Dünya’da sağlık turizm sektörünün toplam cirosu 8,5 trilyon dolar seviyesindedir. Ülkemizin bütün bu fiziki ve teknolojik, hekim ve sağlık personeli, coğrafi konum ve kültürel dokusundan kaynaklanan üstünlüklerinin öne çıkarılması, sağlık turizmi politikaları ve stratejilerinin sektör temsilcileriyle istişare edilerek belirlenmesi, pastanın %1’lik dilimini hedeflememiz gerektiğini ortaya koymaktadır. 2022 yılının ilk 9 ayında 2,1 milyar dolarlık döviz girdisinin oluşması mutluluk verici ise de hak ettiğimiz dilimin on binde birini bile alamadığımız gerçeğini ortadan kaldırmamaktadır.

Sağlık turizminin birey ve toplum sağlığı, bireyin ve toplumun iyi olma haline bütüncül yaklaşımlarla yapılması gerektiği de kendiliğinden ortaya çıkmaktadır.
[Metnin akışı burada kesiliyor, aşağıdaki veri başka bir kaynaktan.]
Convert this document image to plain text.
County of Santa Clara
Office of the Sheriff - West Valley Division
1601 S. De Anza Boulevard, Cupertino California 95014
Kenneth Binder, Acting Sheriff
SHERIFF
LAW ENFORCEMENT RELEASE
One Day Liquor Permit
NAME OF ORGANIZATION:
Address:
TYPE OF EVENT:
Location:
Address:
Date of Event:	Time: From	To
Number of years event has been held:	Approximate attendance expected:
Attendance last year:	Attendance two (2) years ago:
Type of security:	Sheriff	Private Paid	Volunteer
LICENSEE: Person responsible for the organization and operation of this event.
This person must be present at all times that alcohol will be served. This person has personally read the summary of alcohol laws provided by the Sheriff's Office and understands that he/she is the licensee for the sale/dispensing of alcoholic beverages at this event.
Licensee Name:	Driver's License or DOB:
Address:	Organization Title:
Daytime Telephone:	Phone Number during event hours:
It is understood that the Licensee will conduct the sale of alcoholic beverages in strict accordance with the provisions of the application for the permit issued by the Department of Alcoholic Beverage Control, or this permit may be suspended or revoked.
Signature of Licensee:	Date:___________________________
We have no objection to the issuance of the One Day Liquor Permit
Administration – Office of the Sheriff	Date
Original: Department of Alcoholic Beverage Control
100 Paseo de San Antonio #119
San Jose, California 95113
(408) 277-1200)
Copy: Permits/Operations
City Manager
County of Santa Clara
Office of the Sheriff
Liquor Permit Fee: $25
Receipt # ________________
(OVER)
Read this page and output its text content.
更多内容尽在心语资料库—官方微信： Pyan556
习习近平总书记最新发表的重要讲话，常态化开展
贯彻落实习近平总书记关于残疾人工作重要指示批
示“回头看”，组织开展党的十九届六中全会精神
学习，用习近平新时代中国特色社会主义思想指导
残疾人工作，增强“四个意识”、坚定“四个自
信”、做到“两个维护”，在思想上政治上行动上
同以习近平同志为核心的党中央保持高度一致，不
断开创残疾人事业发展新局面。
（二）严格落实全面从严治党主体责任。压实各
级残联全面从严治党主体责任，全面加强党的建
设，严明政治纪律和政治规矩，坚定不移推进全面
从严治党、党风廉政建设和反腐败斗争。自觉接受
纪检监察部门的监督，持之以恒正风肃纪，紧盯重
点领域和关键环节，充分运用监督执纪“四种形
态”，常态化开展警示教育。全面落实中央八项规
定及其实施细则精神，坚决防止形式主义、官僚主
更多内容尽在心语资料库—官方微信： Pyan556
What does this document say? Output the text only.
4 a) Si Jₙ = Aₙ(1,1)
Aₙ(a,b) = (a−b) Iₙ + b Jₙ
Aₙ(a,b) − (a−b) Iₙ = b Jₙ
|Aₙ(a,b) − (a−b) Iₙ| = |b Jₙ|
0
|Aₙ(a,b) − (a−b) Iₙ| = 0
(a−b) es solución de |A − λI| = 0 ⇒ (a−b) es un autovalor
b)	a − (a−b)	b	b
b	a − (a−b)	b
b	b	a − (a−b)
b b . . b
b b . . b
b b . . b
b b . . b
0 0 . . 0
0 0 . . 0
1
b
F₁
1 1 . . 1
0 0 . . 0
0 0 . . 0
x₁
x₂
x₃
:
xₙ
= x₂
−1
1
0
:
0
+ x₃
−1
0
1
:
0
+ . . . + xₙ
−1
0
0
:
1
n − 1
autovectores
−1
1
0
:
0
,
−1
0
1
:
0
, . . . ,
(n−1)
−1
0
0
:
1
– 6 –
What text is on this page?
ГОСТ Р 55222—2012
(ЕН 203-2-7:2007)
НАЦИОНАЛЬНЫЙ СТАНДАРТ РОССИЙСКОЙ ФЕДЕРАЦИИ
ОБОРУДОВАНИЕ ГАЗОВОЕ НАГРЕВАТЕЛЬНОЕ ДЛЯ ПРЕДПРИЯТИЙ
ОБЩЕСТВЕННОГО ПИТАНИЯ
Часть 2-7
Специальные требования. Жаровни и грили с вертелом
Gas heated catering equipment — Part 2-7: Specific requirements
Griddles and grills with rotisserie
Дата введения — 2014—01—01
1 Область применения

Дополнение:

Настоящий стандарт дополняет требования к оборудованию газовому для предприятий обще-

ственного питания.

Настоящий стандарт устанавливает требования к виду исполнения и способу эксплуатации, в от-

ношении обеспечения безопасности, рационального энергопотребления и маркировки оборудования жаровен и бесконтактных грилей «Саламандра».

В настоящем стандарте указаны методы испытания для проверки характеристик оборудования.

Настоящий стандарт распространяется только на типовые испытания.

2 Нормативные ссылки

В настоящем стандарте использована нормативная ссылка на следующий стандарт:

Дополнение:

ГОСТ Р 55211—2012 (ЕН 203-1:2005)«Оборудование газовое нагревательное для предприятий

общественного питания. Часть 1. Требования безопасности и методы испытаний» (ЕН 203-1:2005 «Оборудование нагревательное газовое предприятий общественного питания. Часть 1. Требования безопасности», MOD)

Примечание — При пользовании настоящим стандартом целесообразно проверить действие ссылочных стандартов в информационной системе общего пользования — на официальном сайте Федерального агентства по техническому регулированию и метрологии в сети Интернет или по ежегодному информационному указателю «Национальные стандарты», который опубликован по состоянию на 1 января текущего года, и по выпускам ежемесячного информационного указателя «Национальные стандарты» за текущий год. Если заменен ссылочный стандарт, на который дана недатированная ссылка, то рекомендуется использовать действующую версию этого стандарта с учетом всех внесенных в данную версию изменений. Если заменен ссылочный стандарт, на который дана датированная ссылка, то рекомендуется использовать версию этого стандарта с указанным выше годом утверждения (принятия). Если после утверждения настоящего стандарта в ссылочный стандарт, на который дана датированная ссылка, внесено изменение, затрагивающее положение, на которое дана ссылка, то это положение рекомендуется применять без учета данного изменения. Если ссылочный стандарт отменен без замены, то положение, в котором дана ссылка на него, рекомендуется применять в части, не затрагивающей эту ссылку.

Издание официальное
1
Sağlık turizmi arttıkça ve yaygınlaştıkça neler olmaktadır.  Geleneksel ve tamamlayıcı tıp uygulamaları, bütüncül birey ve halk sağlığı uygulamaları, sağlıklı yaşama hizmet eden konut ve işyerlerinin sayısının artması, kişisel bakım ve güzellik merkezlerinin çoğalması, sağlıklı beslenme ve fiziksel aktivite alanlarının geliştirilmesi, akıl sağlığı ve iş sağlığı gibi sektörlerin de sosyal ve ekonomik yarar getirmesinde itici güç olmaktadır. 

Türkiye’nin termal turizmdeki coğrafi üstünlüğünün altının çizilmesi, 500’den fazla şifalı su ve 1500’den fazla termal kaynak su bölgelerinde bacasız sanayi faaliyetlerinin artırılması öncelikler arasında yer almalıdır. Sağlık turizminde başarı sağlanması, sağlık turizm politikaları, sağlık turizm stratejileri, sağlık turizm süreçlerinin tanımlanması, güvenilir, sürdürülebilir, kalite odaklı, marka değerli ve sorumlu sağlık turizmi ilkeleriyle mümkün olabilmektedir.  

Markalaşma bütün sağlık turizmi hizmetinin her aşama ve kademesinde önemsenmesi gereken unsurdur. Türkiye’nin 2022 yılından beri sağlık hizmeti veren kuruluşları çevre etiketi ile tanımlayabilmektedir. Çevre etiketi standartlarının bütün sağlık merkezlerinde bulunması yönündeki çalışmaların da bir an önce başlatılması, ülke imajımızın güçlendirilmesinde önemli rol oynayacaktır. Sağlık Bakanlığı, Ticaret Bakanlığı’nın yanı sıra Çevre ve Şehircilik Bakanlığı’nın da sağlık turizm sektöründe sağlık merkezlerinin çevre etiketi ile tanımlanmasında yapacağı katkı, ülkemizin markalaşması ve imajının güçlenmesine olumlu olacaktır.